Menyangkut hal ini, Putin menilai pertemuan dengan Trump akan sangat bermanfaat. Dirinya bahkan mengaku telah beberapa kali bicara melalui telepon dengan Trump dan sangat menghormati niat Trump memerbaiki hubungan dengan Rusia, khususnya dalam bidang keamanan dan ekonomi.

Putin memiliki harapan terhadap Trump. Dia memandang sosok Trump bukan hanya seorang politisi, melainkan juga seorang pebisnis yang memiliki kemampuan berhitung dengan cermat.

Dia melihat ada peluang kesepakatan yang bisa dicapai, antara lain melalui perwakilan bisnis kedua negara.

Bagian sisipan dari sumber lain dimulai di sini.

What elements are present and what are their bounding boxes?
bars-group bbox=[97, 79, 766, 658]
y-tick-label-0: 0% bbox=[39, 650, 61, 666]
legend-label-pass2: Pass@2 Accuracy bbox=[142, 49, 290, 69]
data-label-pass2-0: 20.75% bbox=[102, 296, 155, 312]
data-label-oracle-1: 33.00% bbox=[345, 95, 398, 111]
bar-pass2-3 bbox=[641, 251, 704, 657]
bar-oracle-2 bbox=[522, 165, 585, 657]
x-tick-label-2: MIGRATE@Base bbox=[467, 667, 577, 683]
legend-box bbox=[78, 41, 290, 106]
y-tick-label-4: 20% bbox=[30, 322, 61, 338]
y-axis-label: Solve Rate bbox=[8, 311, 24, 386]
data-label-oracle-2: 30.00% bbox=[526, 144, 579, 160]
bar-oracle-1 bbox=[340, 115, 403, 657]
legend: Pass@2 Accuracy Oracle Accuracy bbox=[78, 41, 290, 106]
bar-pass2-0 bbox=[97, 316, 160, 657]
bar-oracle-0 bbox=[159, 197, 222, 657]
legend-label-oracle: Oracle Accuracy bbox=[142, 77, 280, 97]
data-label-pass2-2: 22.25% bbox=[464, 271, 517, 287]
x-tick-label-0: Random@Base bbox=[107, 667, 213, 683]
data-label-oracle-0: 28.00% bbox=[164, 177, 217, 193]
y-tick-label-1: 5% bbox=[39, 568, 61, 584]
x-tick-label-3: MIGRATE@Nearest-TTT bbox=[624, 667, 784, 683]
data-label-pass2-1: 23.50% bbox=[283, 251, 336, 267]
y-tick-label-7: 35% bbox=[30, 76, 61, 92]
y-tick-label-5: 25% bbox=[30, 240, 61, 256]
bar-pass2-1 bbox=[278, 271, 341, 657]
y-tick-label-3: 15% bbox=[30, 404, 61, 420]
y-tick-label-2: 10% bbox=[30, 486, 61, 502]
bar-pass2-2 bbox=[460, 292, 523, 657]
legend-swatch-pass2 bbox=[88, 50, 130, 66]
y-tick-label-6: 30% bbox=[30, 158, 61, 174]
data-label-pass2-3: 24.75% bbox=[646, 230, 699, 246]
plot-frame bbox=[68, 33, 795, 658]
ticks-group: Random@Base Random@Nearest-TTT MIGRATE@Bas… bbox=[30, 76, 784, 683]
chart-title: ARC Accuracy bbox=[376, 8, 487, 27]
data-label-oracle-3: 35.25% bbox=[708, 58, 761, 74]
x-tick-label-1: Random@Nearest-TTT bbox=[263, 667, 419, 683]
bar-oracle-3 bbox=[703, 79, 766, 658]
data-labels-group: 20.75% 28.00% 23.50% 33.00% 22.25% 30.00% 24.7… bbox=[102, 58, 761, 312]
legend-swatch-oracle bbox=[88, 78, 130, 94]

“Secara umum ada sesuatu optimisme yang baik dan saya berharap Presiden AS dalam waktu dekat akan melihat itu dan mendengar itu,” ujarnya.

Rusia dan Jerman

Pada sesi akhir pertemuan, Mikhail Gusman selaku moderator sempat mempersilakan para undangan melontarkan pertanyaan tambahan secara bebas. Kesempatan ini diambil kembali oleh perwakilan kantor berita Jerman, DPA, Romanczyk.

Romanczyk membuat suasana kembali agak memanas. Dia menanyakan apa reaksi Putin apabila Jerman mengirimkan rudal Taurus ke Ukraina.

Romanczyk menyebut topik itu hangat menjadi pembicaraan publik di Jerman, sehingga ia perlu menanyakannya secara langsung kepada Putin.

Mendengar pertanyaan itu, Putin mengingatkan Jerman bahwa Uni Soviet memainkan peran penting dalam menggabungkan Jerman Timur dan Jerman Barat.

Baca juga: Putin Jamu 14 Pimpinan Kantor Berita Terkemuka Dunia (Bagian 1)

“Saya berharap Jerman tidak melupakan itu,” ujar Putin.

Parlemen Rusia, kata Putin, telah mengirimkan surat kepada Kanselir Jerman, untuk menjelaskan sejarah. Rusia tidak pernah melakukan satu langkah pun yang bertentangan dengan kepentingan rakyat dan negara Jerman.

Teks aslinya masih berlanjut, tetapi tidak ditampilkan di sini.